European arrest warrant and surrender procedures between Member States. Framework decision

2001/0215(CNS)

In virtue of Article 34 of the Council Framework Decision of 13 June 2002, the Commission has presented a report on the European arrest warrant and the surrender procedures between Member States. The evaluation criteria adopted by the Commission for this report are, firstly, the general criteria normally used nowadays to evaluate the implementation of framework decisions (practical effectiveness, clarity and legal certainty, full application and compliance with the time limit for transposal), and, secondly, criteria specific to the arrest warrant, principally the fact that it is a judicial instrument, its effectiveness and its rapidity.

Despite an undeniable initial delay, the European arrest warrant is now operational in most of the cases provided for. Its impact is positive, since the available indicators as regards judicial control, effectiveness and speed are favourable, while fundamental rights are equally observed.

This overall success should not make one lose sight of the effort that is still required by Italy and certain other Member States (in particular CZ, DK, EE, IE, LU, MT, NL, SI, UK) to comply fully with the Framework Decision and for the Union to fill certain gaps in the system.
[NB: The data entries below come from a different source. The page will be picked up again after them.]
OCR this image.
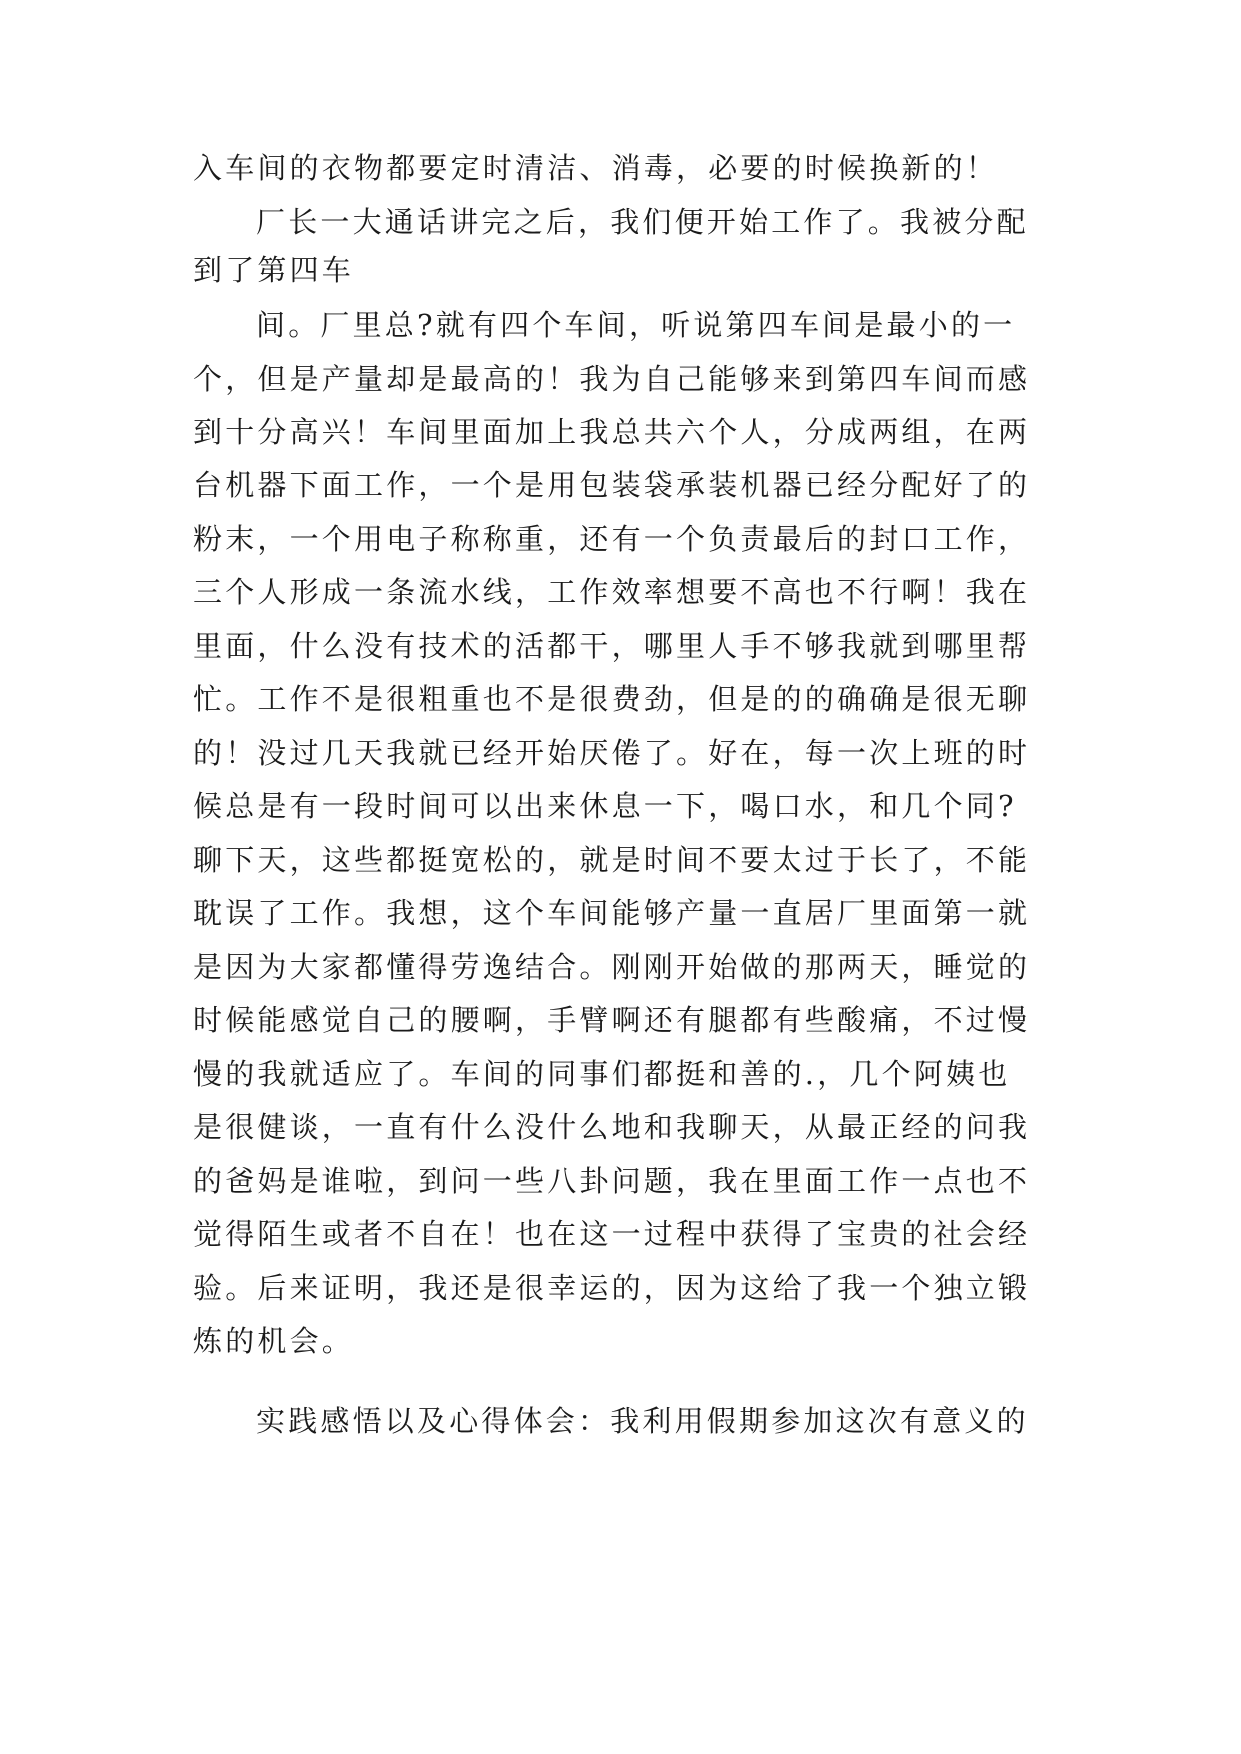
入车间的衣物都要定时清洁、消毒，必要的时候换新的！
厂长一大通话讲完之后，我们便开始工作了。我被分配
到了第四车
间。厂里总?就有四个车间，听说第四车间是最小的一
个，但是产量却是最高的！我为自己能够来到第四车间而感
到十分高兴！车间里面加上我总共六个人，分成两组，在两
台机器下面工作，一个是用包装袋承装机器已经分配好了的
粉末，一个用电子称称重，还有一个负责最后的封口工作，
三个人形成一条流水线，工作效率想要不高也不行啊！我在
里面，什么没有技术的活都干，哪里人手不够我就到哪里帮
忙。工作不是很粗重也不是很费劲，但是的的确确是很无聊
的！没过几天我就已经开始厌倦了。好在，每一次上班的时
候总是有一段时间可以出来休息一下，喝口水，和几个同?
聊下天，这些都挺宽松的，就是时间不要太过于长了，不能
耽误了工作。我想，这个车间能够产量一直居厂里面第一就
是因为大家都懂得劳逸结合。刚刚开始做的那两天，睡觉的
时候能感觉自己的腰啊，手臂啊还有腿都有些酸痛，不过慢
慢的我就适应了。车间的同事们都挺和善的.，几个阿姨也
是很健谈，一直有什么没什么地和我聊天，从最正经的问我
的爸妈是谁啦，到问一些八卦问题，我在里面工作一点也不
觉得陌生或者不自在！也在这一过程中获得了宝贵的社会经
验。后来证明，我还是很幸运的，因为这给了我一个独立锻
炼的机会。
实践感悟以及心得体会：我利用假期参加这次有意义的
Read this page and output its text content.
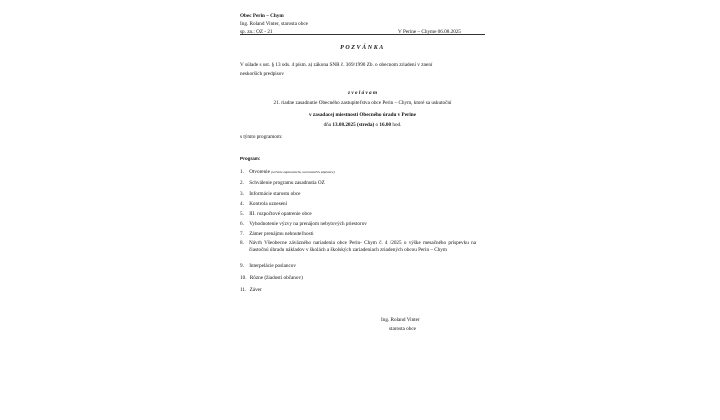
Obec Perin – Chym
Ing. Roland Vinter, starosta obce
sp. zn.: OZ - 21	V Perine – Chyme 06.08.2025
POZVÁNKA
V súlade s ust. § 13 ods. 4 písm. a) zákona SNR č. 369/1990 Zb. o obecnom zriadení v znení
neskorších predpisov
z v o l á v a m
21. riadne zasadnutie Obecného zastupiteľstva obce Perin – Chym, ktoré sa uskutoční
v zasadacej miestnosti Obecného úradu v Perine
dňa 13.08.2025 (streda) o 16.00 hod.
s týmto programom:
Program:
1. Otvorenie (určenie zapisovateľa, overovateľov zápisnice)
2. Schválenie programu zasadnutia OZ
3. Informácie starostu obce
4. Kontrola uznesení
5. III. rozpočtové opatrenie obce
6. Vyhodnotenie výzvy na prenájom nebytových priestorov
7. Zámer prenájmu nehnuteľnosti
8. Návrh Všeobecne záväzného nariadenia obce Perin- Chym č. 4 /2025 o výške mesačného príspevku na čiastočnú úhradu nákladov v školách a školských zariadeniach zriadených obcou Perin – Chym
9. Interpelácie poslancov
10. Rôzne (žiadosti občanov)
11. Záver
Ing. Roland Vinter
starosta obce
As of 1 November 2004, all the Member States had transposed the Framework Decision except Italy, which still has its draft legislation before Parliament. All Member States have adopted specific legislation and several had to revise their constitutions in order to do this. However, some (DK and EE) have dispensed with binding rules for certain provisions, which do not meet the requirement of legal certainty. In practice, from 1 January 2004, eight Member States applied the arrangements for the arrest warrant between them; by the date of enlargement the number had risen to 16, and since 14 January 2005, the date of first application in CZ, there have been 24.

In 2004 the arrest warrant thus gradually replaced extradition between Member States and appears even to have surpassed it in volume terms. Only a handful of Member States exercised the right to limit its temporal or substantive scope. As regards the former aspect, some did so in accordance with the Framework Decision, once this had been adopted, in particular by ruling out the warrant's application to acts that occurred before a given date (FR, IT, AT). Others, however, wanted to make such a limitation without complying with the Framework Decision, whether with regard to procedure (CZ, LU, SI), the substance of the limitation (CZ, LU) or even the effective date (CZ). The extradition requests which they continue to present therefore risk being rejected by the other Member States.

Obligations were also breached by those Member States which reduced the substantive scope as regards either the minimum thresholds for sentences (NL, AT, PL ; UK), or certain categories of offence, for which they have reintroduced (BE, PL, SI), or created the risk of reintroducing (EE,

EL, FR), a check on double criminality. However, there are no major difficulties at this stage with the transposal of the list of 32 categories of offence for which double criminality is abolished. It is remains regrettable that a few Member States thought it did not cover attempted and complicit acts (EE, IE).